Ann sighed again. I’d never seen exasperated smoke before. I lit one of my own and poured five fingers of Irish. Our host shrugged his shoulders apologetically. Naturally his government would’ve preferred some other way, alas. His three armed goons examined the pattern in the Persian rug. I wished it was a magic one, but at least I had my trusty straight razor secreted in one of my blue suede shoes. Ann wore stilettos.

Hard bop piano jazz was playing on the hi-fi, vibrant and alive from a Harlem nightclub sometime back in 1962. There was 40-grand in dead prime ministers on the dining room table. Little stacks of used, non-sequential bills in plastic freezer bags. Small change, but a sight to admire nonetheless and a lovely centrepiece with the holiday season nearly upon us. On the floor around the room, tenting the baseboards, were works of art of dubious merit and provenance. Even a pisspot tin god dictator has cultural pursuits.

Ann crushed out her cigarette. She fished another one from her Hermes handbag. Her solid gold and diamond encrusted lighter wouldn’t spark. She sighed a third time. Our signal. I moved toward her. Flame erupted from her lighter. I threw my whisky through it into the face of one of the goons. I dropped, spun and gutted the second goon with a waist-high slash and twist. His blood spray and tumbling entrails made me think of a spaghetti food fight. Ann pirouetted and danced a molten, sexy jig. The heel of her right Christian Louboutin shoe quivered in the left eye socket of the third goon. He dropped like Blackberry’s stock price. Our host was still protesting when I cut him a second smile from ear to ear.

‘A girl needs to kick her shoes off once in a while, baby,’ Ann said.

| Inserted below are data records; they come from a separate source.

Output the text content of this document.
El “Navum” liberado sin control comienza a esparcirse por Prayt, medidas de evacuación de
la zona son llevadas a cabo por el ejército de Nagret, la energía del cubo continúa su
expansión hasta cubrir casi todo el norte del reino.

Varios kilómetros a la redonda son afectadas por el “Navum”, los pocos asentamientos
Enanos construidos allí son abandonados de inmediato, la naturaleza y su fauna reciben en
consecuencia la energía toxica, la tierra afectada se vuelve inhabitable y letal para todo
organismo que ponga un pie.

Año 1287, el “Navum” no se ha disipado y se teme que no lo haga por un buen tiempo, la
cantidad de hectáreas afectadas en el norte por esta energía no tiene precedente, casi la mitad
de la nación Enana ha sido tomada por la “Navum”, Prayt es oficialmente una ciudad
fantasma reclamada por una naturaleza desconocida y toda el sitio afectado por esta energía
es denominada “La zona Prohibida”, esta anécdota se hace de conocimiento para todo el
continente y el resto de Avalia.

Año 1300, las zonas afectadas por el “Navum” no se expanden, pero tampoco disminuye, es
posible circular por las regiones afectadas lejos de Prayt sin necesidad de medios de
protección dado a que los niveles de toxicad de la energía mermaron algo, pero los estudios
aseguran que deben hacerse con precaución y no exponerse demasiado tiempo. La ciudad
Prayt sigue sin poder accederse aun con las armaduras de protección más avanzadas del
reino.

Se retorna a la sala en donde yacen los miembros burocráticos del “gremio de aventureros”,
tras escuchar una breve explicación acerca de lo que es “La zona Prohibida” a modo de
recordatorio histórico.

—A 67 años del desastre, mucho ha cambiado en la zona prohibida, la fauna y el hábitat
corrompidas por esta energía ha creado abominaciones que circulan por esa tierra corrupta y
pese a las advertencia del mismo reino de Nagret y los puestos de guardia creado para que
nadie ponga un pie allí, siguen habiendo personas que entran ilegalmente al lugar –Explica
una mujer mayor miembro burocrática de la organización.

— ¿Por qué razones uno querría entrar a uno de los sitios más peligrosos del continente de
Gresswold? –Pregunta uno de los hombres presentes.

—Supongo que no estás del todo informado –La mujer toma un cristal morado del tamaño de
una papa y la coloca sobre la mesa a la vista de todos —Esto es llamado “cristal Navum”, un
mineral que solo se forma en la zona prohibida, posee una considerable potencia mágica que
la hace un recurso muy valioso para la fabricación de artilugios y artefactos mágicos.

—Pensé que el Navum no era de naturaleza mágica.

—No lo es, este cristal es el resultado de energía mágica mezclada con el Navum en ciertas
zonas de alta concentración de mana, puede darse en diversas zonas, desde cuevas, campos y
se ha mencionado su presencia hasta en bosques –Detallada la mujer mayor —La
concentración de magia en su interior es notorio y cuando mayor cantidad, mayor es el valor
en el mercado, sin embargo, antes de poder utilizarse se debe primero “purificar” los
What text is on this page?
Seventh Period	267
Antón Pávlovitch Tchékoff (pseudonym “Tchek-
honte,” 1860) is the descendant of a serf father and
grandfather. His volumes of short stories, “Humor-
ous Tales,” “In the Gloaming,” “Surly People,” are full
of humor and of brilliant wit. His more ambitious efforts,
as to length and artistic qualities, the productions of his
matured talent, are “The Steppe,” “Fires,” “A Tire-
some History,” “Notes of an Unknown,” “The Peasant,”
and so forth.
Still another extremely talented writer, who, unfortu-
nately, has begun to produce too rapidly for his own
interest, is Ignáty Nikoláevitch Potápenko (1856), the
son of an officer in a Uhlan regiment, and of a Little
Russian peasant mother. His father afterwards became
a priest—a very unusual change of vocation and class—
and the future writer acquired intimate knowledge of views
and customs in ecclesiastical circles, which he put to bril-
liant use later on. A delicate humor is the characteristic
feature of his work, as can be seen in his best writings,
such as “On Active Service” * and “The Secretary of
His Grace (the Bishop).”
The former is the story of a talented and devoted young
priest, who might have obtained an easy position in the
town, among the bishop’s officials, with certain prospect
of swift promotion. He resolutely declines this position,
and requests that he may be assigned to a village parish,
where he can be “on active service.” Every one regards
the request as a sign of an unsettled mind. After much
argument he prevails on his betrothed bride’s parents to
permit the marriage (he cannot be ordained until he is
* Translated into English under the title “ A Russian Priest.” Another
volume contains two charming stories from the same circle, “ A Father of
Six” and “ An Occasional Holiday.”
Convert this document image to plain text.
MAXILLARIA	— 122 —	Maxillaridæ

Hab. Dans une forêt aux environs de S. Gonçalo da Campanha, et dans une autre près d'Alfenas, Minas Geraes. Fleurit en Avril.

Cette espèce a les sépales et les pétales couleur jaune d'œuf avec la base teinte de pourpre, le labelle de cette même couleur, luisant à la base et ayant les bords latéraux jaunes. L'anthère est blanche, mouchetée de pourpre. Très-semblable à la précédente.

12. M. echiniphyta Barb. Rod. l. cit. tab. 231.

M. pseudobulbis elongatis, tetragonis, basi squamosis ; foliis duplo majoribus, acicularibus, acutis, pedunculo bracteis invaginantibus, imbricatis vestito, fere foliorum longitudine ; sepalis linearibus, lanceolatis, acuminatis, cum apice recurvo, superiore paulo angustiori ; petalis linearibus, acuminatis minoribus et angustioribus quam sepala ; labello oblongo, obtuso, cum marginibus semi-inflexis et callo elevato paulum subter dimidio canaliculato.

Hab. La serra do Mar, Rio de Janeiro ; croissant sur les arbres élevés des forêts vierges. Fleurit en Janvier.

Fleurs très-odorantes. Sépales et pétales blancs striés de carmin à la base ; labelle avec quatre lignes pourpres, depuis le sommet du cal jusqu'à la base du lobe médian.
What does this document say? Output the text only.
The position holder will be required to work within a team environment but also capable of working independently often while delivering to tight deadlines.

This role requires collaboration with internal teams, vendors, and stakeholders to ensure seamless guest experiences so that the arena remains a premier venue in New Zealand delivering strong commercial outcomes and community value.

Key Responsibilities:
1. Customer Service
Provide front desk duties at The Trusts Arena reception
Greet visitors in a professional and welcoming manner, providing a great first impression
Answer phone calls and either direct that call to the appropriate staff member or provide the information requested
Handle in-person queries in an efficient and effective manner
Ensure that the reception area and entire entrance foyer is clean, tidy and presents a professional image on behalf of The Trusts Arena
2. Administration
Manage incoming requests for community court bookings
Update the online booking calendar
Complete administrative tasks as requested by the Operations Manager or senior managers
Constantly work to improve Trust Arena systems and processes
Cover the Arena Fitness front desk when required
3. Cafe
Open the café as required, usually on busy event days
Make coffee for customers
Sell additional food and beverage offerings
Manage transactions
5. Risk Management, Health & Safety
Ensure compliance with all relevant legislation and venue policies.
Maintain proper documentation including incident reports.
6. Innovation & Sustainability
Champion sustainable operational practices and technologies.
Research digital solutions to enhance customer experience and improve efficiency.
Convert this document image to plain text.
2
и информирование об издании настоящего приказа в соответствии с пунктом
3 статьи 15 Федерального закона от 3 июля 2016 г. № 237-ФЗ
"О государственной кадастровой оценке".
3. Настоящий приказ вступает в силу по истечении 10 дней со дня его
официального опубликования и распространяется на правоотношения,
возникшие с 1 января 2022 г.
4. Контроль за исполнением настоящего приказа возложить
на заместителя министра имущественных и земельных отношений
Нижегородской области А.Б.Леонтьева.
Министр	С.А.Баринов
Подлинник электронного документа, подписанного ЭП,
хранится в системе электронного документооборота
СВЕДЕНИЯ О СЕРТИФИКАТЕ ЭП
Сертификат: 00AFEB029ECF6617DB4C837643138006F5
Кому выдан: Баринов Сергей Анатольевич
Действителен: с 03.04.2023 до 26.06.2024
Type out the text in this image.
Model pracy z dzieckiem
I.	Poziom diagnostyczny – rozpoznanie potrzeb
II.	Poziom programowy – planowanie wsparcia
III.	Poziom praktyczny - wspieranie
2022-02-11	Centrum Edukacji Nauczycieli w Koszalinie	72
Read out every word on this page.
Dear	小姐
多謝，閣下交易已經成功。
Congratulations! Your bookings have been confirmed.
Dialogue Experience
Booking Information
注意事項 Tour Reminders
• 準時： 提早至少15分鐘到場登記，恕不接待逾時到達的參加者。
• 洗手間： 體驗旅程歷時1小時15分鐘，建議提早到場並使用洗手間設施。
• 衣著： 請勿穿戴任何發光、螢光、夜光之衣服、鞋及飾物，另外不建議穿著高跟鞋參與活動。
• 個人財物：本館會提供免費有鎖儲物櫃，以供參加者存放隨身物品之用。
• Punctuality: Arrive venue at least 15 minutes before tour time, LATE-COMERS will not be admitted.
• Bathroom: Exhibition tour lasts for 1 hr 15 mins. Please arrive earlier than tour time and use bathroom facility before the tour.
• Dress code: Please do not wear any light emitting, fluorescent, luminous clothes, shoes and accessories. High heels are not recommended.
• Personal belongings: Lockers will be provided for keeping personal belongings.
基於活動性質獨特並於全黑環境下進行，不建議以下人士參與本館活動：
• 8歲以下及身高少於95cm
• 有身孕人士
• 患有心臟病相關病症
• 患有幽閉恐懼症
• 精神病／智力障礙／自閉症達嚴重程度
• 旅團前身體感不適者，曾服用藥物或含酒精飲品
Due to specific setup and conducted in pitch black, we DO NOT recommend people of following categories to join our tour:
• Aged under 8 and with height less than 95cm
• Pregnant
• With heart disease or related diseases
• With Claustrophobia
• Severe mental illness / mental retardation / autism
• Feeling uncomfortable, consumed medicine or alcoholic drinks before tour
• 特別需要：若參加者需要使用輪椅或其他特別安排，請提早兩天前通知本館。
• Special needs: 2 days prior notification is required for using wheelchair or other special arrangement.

‘Shame to waste perfectly good whisky,’ I replied, not sparing a thought for the poor bastard with the melted face. ‘Anyway, I’m a fool for a well turned ankle.’

Ann blushed. ‘What now?’ she breathed.

‘I’m thinking a stiff drink and another cigarette,’ I replied. I glanced at the four dead men and their blood spatters. ‘Then a shower and change of clothes. We’ll pack the money. We should get out of town pretty quick. Leave this mess for housekeeping.’

‘I wonder who they were, baby?’

I looked hard into Ann's lovely and limpid blue eyes. ‘Who cares. They’re dead. They don’t matter anymore.’

‘What about the paintings?’

‘Modern art,’ I said. ‘I can’t tell what’s blood or what’s paint.’

‘Oh, Geoff, you’re so witty.’

‘Not really,’ I replied. ‘Being around you just makes me cheerful. That’s all.’

 She giggled and began to strip off her blood-soaked gown. The music stopped and the silence filled with dread. I wiped my bloody fingers on the lapels of my jacket and loosened my tie. Outside the night came down like spilled paint. I lit a cigarette and poured myself another drink. There were lights along both sides of the canal. Soon it would be time for Winterlude and beavertails. There would be no wreaths for the dead.